Bird v. . Gilliam

28 S.E. 489 | N.C. | 1897

The courts always give that interpretation to wills which will most effectually carry out the intention of the testator, (327) and there is no exception to this rule; but in those cases where the testator uses technical words which in law have a definite meaning, and which are construed under a rule of the law.

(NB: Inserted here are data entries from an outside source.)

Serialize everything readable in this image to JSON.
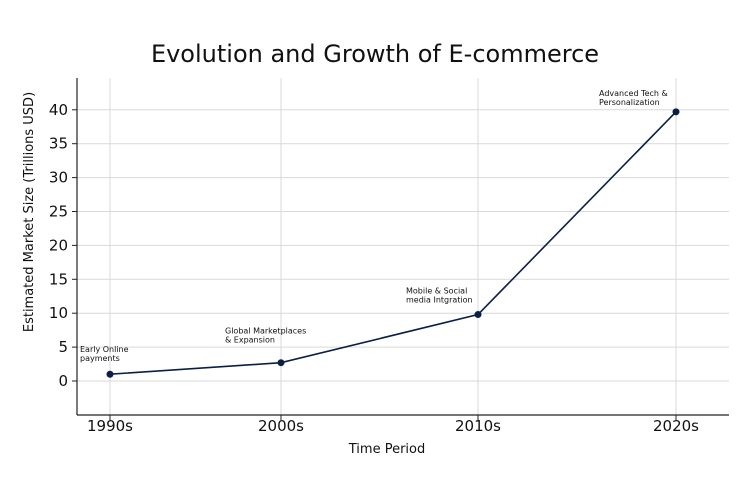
{
  "chart_data": {
    "type": "line",
    "title": "Evolution and Growth of E-commerce",
    "xlabel": "Time Period",
    "ylabel": "Estimated Market Size (Trillions USD)",
    "categories": [
      "1990s",
      "2000s",
      "2010s",
      "2020s"
    ],
    "series": [
      {
        "name": "Estimated Market Size",
        "values": [
          1,
          2.7,
          9.8,
          39.7
        ]
      }
    ],
    "annotations": [
      {
        "category": "1990s",
        "lines": [
          "Early Online",
          "payments"
        ]
      },
      {
        "category": "2000s",
        "lines": [
          "Global Marketplaces",
          "& Expansion"
        ]
      },
      {
        "category": "2010s",
        "lines": [
          "Mobile & Social",
          "media Intgration"
        ]
      },
      {
        "category": "2020s",
        "lines": [
          "Advanced Tech &",
          "Personalization"
        ]
      }
    ],
    "yticks": [
      0,
      5,
      10,
      15,
      20,
      25,
      30,
      35,
      40
    ],
    "ylim": [
      -5,
      43
    ],
    "grid": true,
    "line_color": "#0b1f45",
    "marker_color": "#0b1f45"
  }
}
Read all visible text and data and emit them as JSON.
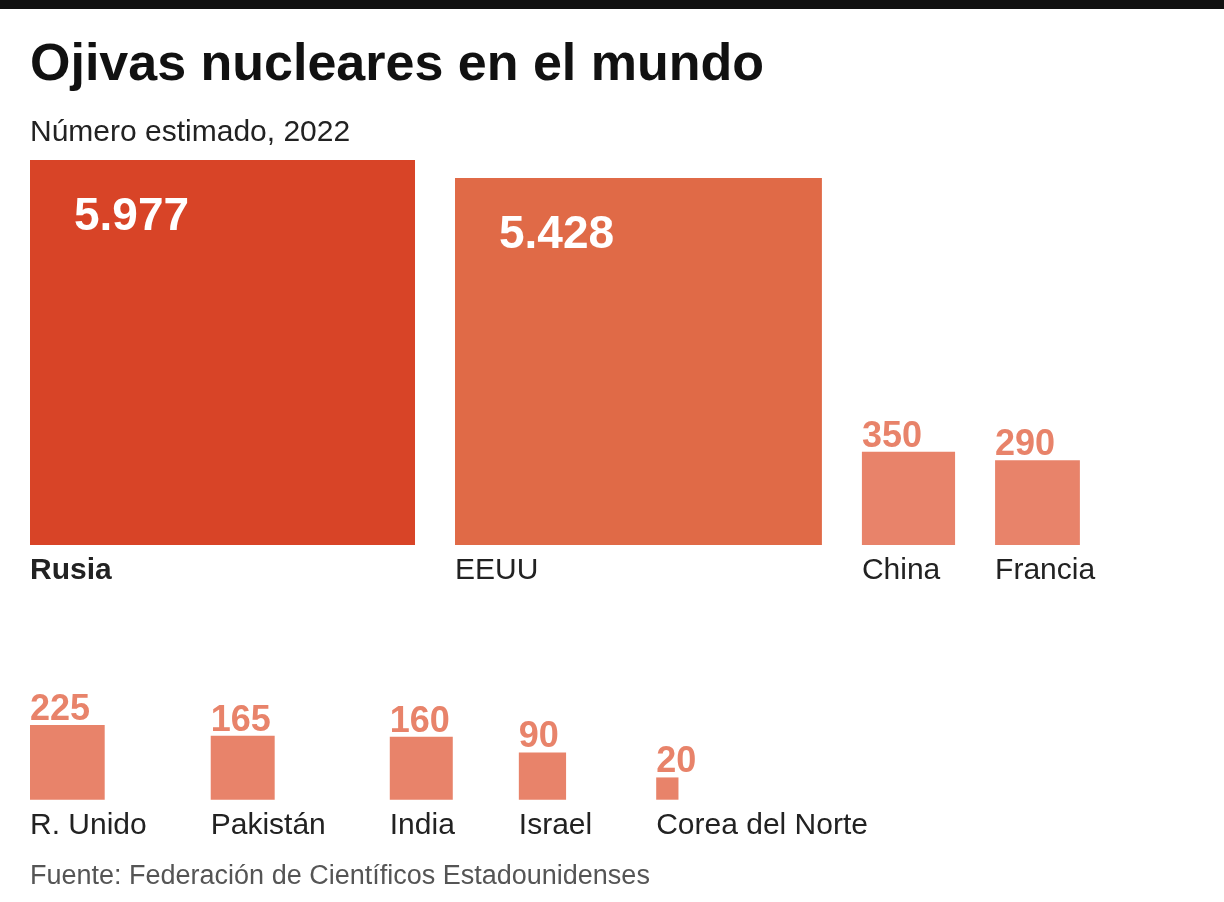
{
  "chart_data": {
    "type": "other",
    "title": "Ojivas nucleares en el mundo",
    "subtitle": "Número estimado, 2022",
    "categories": [
      "Rusia",
      "EEUU",
      "China",
      "Francia",
      "R. Unido",
      "Pakistán",
      "India",
      "Israel",
      "Corea del Norte"
    ],
    "values": [
      5977,
      5428,
      350,
      290,
      225,
      165,
      160,
      90,
      20
    ],
    "value_labels": [
      "5.977",
      "5.428",
      "350",
      "290",
      "225",
      "165",
      "160",
      "90",
      "20"
    ],
    "colors": [
      "#d84427",
      "#e06a47",
      "#e8836a",
      "#e8836a",
      "#e8836a",
      "#e8836a",
      "#e8836a",
      "#e8836a",
      "#e8836a"
    ],
    "annotations": [
      "Fuente: Federación de Científicos Estadounidenses"
    ]
  }
}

The defendant insists in the case before us that the testator had made use of certain technical words which in law thwart his intention, and that under the rule in Shelley's case he (defendant) has a good title to the land conveyed to him by deed, hereinafter mentioned.

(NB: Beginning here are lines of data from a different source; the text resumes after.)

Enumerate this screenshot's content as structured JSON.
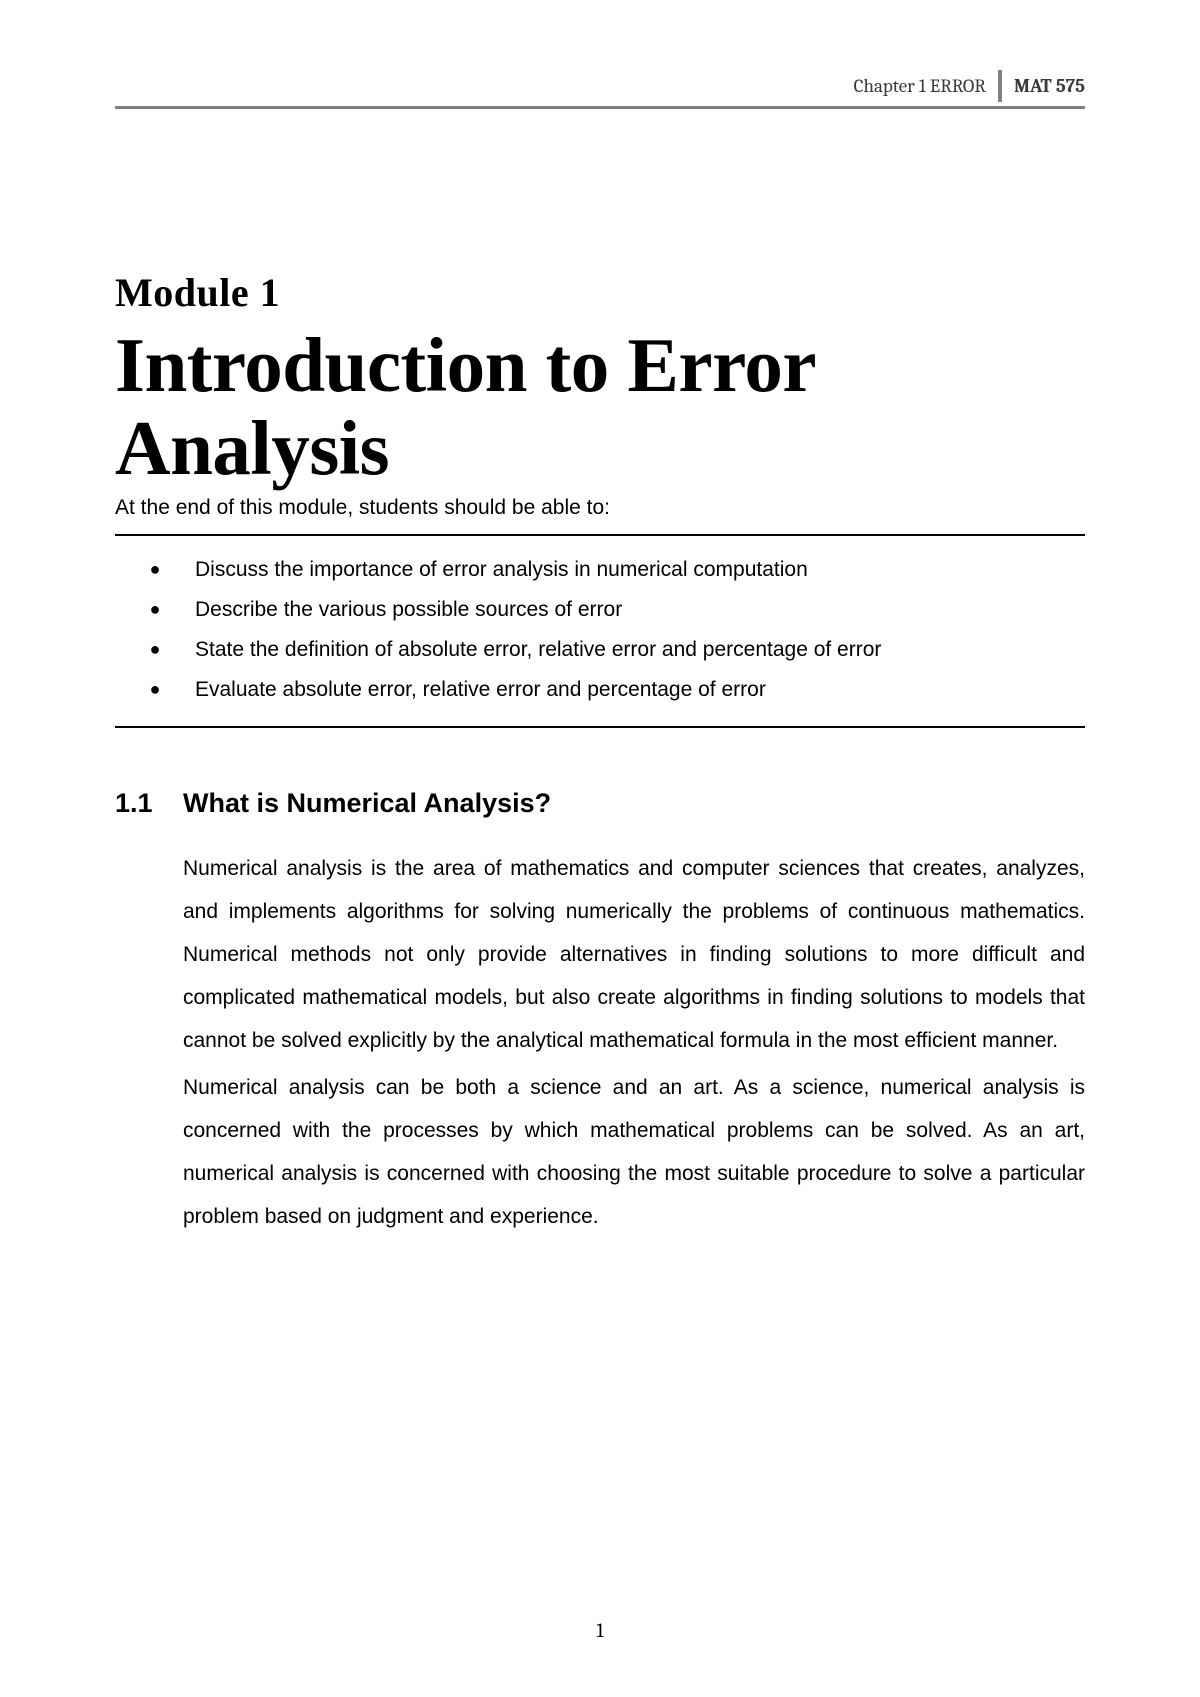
{
  "header": {
    "chapter": "Chapter 1 ERROR",
    "course": "MAT 575"
  },
  "module": {
    "label": "Module 1",
    "title": "Introduction to Error Analysis"
  },
  "intro": "At the end of this module, students should be able to:",
  "objectives": [
    "Discuss the importance of error analysis in numerical computation",
    "Describe the various possible sources of error",
    "State the definition of absolute error, relative error and percentage of error",
    "Evaluate absolute error, relative error and percentage of error"
  ],
  "section": {
    "number": "1.1",
    "title": "What is Numerical Analysis?",
    "paragraphs": [
      "Numerical analysis is the area of mathematics and computer sciences that creates, analyzes, and implements algorithms for solving numerically the problems of continuous mathematics. Numerical methods not only provide alternatives in finding solutions to more difficult and complicated mathematical models, but also create algorithms in finding solutions to models that cannot be solved explicitly by the analytical mathematical formula in the most efficient manner.",
      "Numerical analysis can be both a science and an art. As a science, numerical analysis is concerned with the processes by which mathematical problems can be solved. As an art, numerical analysis is concerned with choosing the most suitable procedure to solve a particular problem based on judgment and experience."
    ]
  },
  "pageNumber": "1",
  "colors": {
    "text": "#000000",
    "headerText": "#3a3a3a",
    "divider": "#808080",
    "background": "#ffffff"
  },
  "typography": {
    "bodyFontSize": 21,
    "headingFontSize": 27,
    "titleFontSize": 77,
    "moduleLabelFontSize": 40,
    "headerFontSize": 19
  }
}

The following is the clause of the will, the true construction of which will settle the contention between the parties: "I, John Swain, being of sound, disposing mind and memory, do this day make this my last will and testament: After my debts are paid, the land whereon I now live and in my possession I loan to my wife during her natural life, and at her death I loan the same to my daughter, Mary, during her natural life, and give the same to the heirs of her body, but if my daughter, Mary, should not have no lawful heirs of her body, the said land at her death shall go back to my son, William, and the heirs of his body." Mary died without issue, and William died without issue before Mary, having conveyed in his lifetime by deed his interest to Mary. The defendant claims by deed from Mary, executed after the deed from William to her. The plaintiff is next of kin and heir at law of the testator.

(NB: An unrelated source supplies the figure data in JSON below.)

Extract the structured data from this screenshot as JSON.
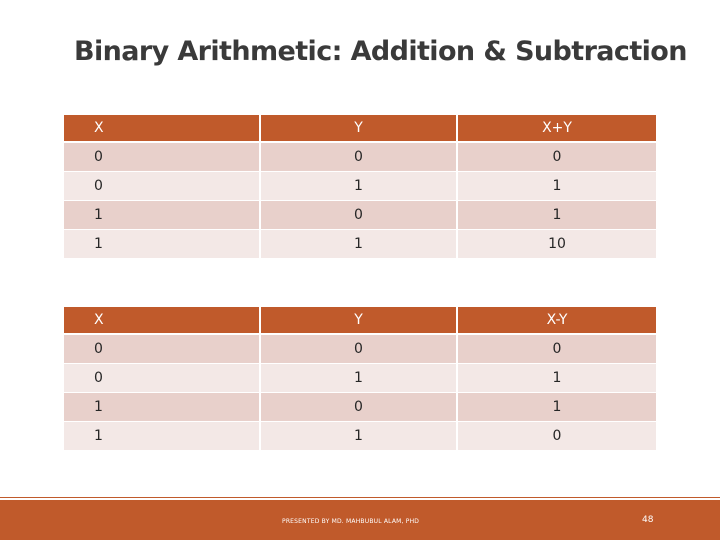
{
  "slide": {
    "title": "Binary Arithmetic: Addition & Subtraction",
    "footer_text": "PRESENTED BY MD. MAHBUBUL ALAM, PHD",
    "page_number": "48"
  },
  "colors": {
    "accent": "#c05a2b",
    "row_dark": "#e8d0cb",
    "row_light": "#f3e8e6",
    "title_text": "#3a3a3a"
  },
  "addition_table": {
    "headers": [
      "X",
      "Y",
      "X+Y"
    ],
    "rows": [
      [
        "0",
        "0",
        "0"
      ],
      [
        "0",
        "1",
        "1"
      ],
      [
        "1",
        "0",
        "1"
      ],
      [
        "1",
        "1",
        "10"
      ]
    ]
  },
  "subtraction_table": {
    "headers": [
      "X",
      "Y",
      "X-Y"
    ],
    "rows": [
      [
        "0",
        "0",
        "0"
      ],
      [
        "0",
        "1",
        "1"
      ],
      [
        "1",
        "0",
        "1"
      ],
      [
        "1",
        "1",
        "0"
      ]
    ]
  }
}
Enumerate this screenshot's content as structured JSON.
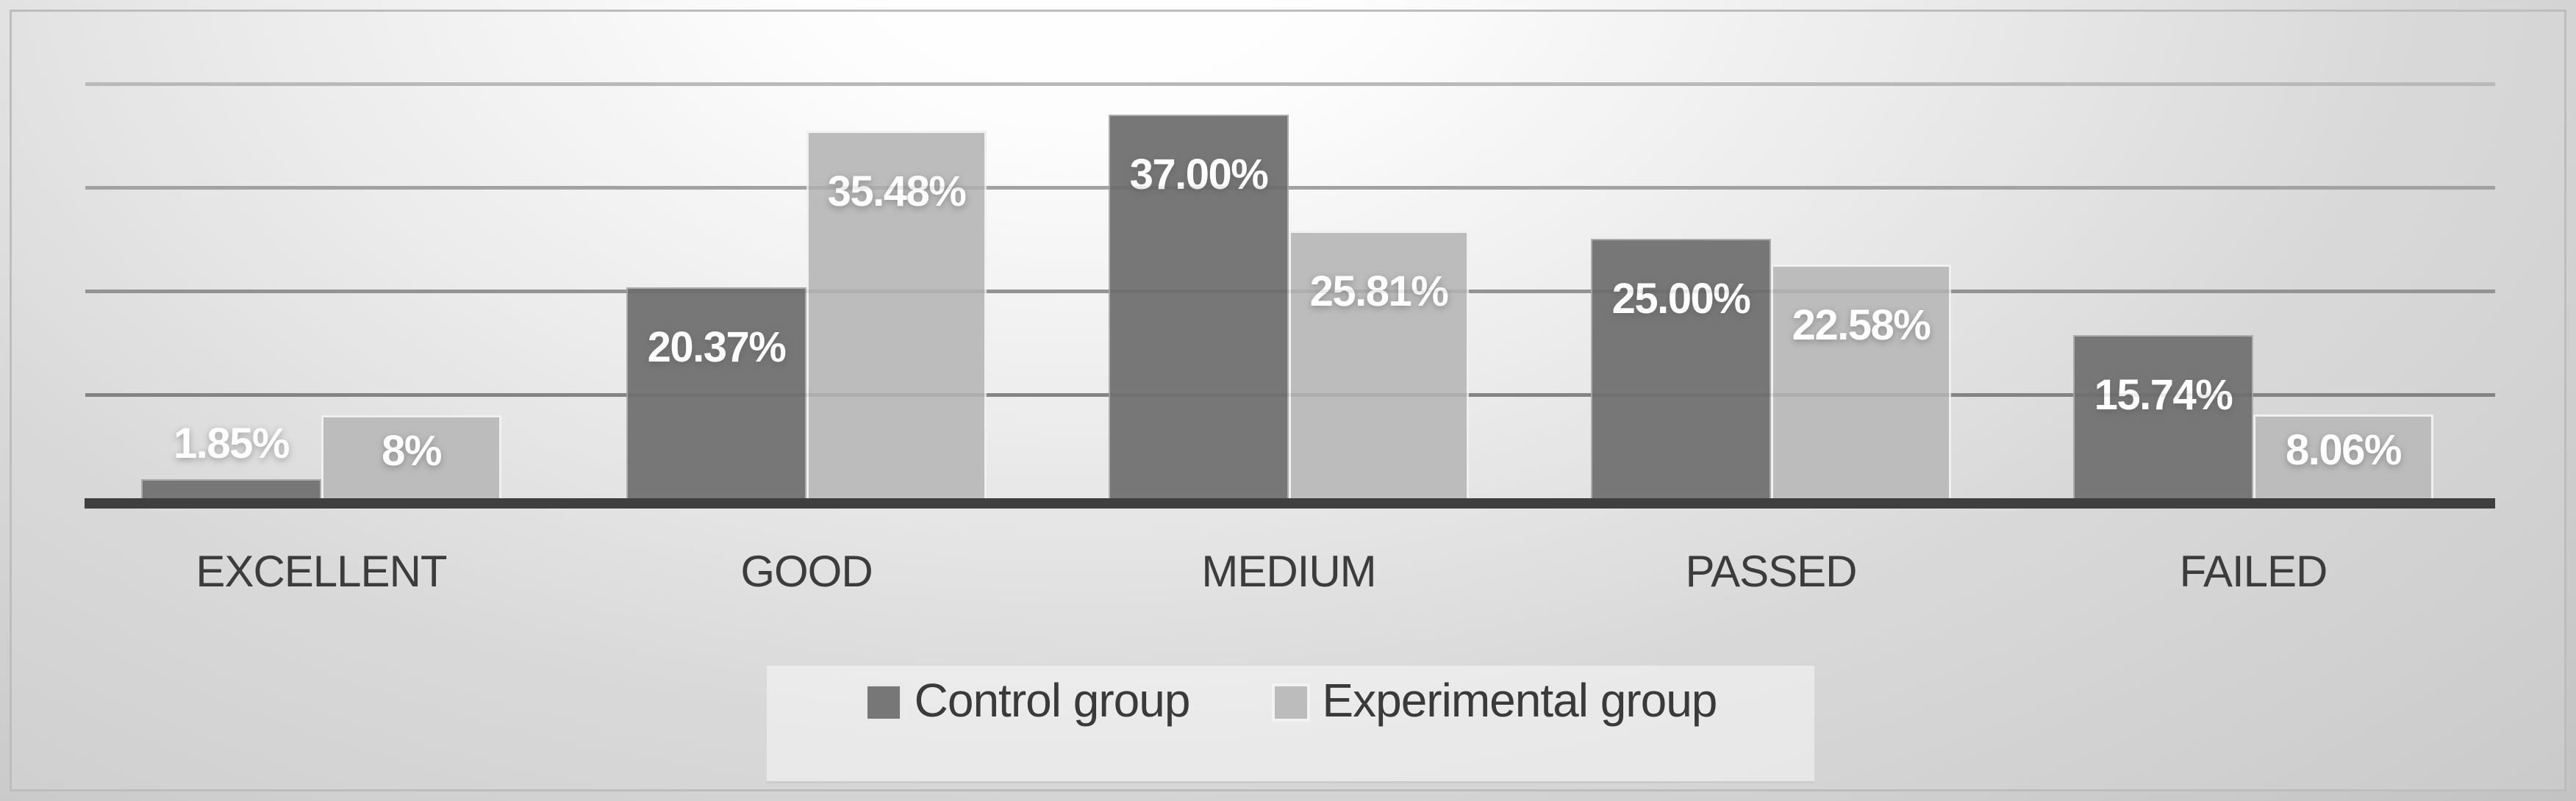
{
  "chart_data": {
    "type": "bar",
    "title": "",
    "xlabel": "",
    "ylabel": "",
    "categories": [
      "EXCELLENT",
      "GOOD",
      "MEDIUM",
      "PASSED",
      "FAILED"
    ],
    "series": [
      {
        "name": "Control group",
        "color": "#777777",
        "values": [
          1.85,
          20.37,
          37.0,
          25.0,
          15.74
        ],
        "labels": [
          "1.85%",
          "20.37%",
          "37.00%",
          "25.00%",
          "15.74%"
        ]
      },
      {
        "name": "Experimental group",
        "color": "#bcbcbc",
        "values": [
          8,
          35.48,
          25.81,
          22.58,
          8.06
        ],
        "labels": [
          "8%",
          "35.48%",
          "25.81%",
          "22.58%",
          "8.06%"
        ]
      }
    ],
    "ylim": [
      0,
      45
    ],
    "gridline_values": [
      10,
      20,
      30,
      40
    ],
    "gridline_colors": [
      "#8d8d8d",
      "#9d9d9d",
      "#aeaeae",
      "#c8c8c8"
    ],
    "grid": true,
    "legend_position": "bottom",
    "data_label_color": "#ffffff",
    "axis_line_color": "#3f3f3f",
    "category_label_color": "#3c3c3c"
  },
  "legend": {
    "items": [
      {
        "label": "Control group",
        "color": "#777777"
      },
      {
        "label": "Experimental group",
        "color": "#bcbcbc"
      }
    ]
  }
}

The rule in Shelley's case does not apply here. If there had been no words explanatory of the words, "heirs of her body," in connection with *257 the estate devised to Mary, she would, under the rule, have taken the fee.Nichols v. Gladden, 117 N.C. 497. But there were such explanatory words where the testator said, "but if my daughter, Mary, should not have no lawful heirs of her body, the said land," etc. Such explanatory words have been construed by this Court to mean "issue." Rollins v.Keel, 115 N.C. 68. Mary, then, only took a life estate. So, unless the deed from William to Mary conveyed the fee, the (328) defendant has no title to the land.

We are of the opinion that the estate devised to William was a contingent remainder, depending upon the determination of the estate of Mary by her death without issue (Watson v. Smith, 110 N.C. 6), and is not a case for the application of the rule in Shelley's case. The contingency happened, for Mary died without issue, but under a proper construction of the will the estate devised to William was only a life estate.

There was error in the judgment of his Honor upon the facts agreed, and the judgment is

Affirmed.

Cited: S.C., 123 N.C. 63; Whitfield v. Garris, 134 N.C. 29; Wool v.Fleetwood, 136 N.C. 471; Pitchford v. Limer, 139 N.C. 15; Sessoms v.Sessoms, 144 N.C. 125; Cox v. Jernigan, 154 N.C. 585; Puckett v.Morgan, 158 N.C. 347.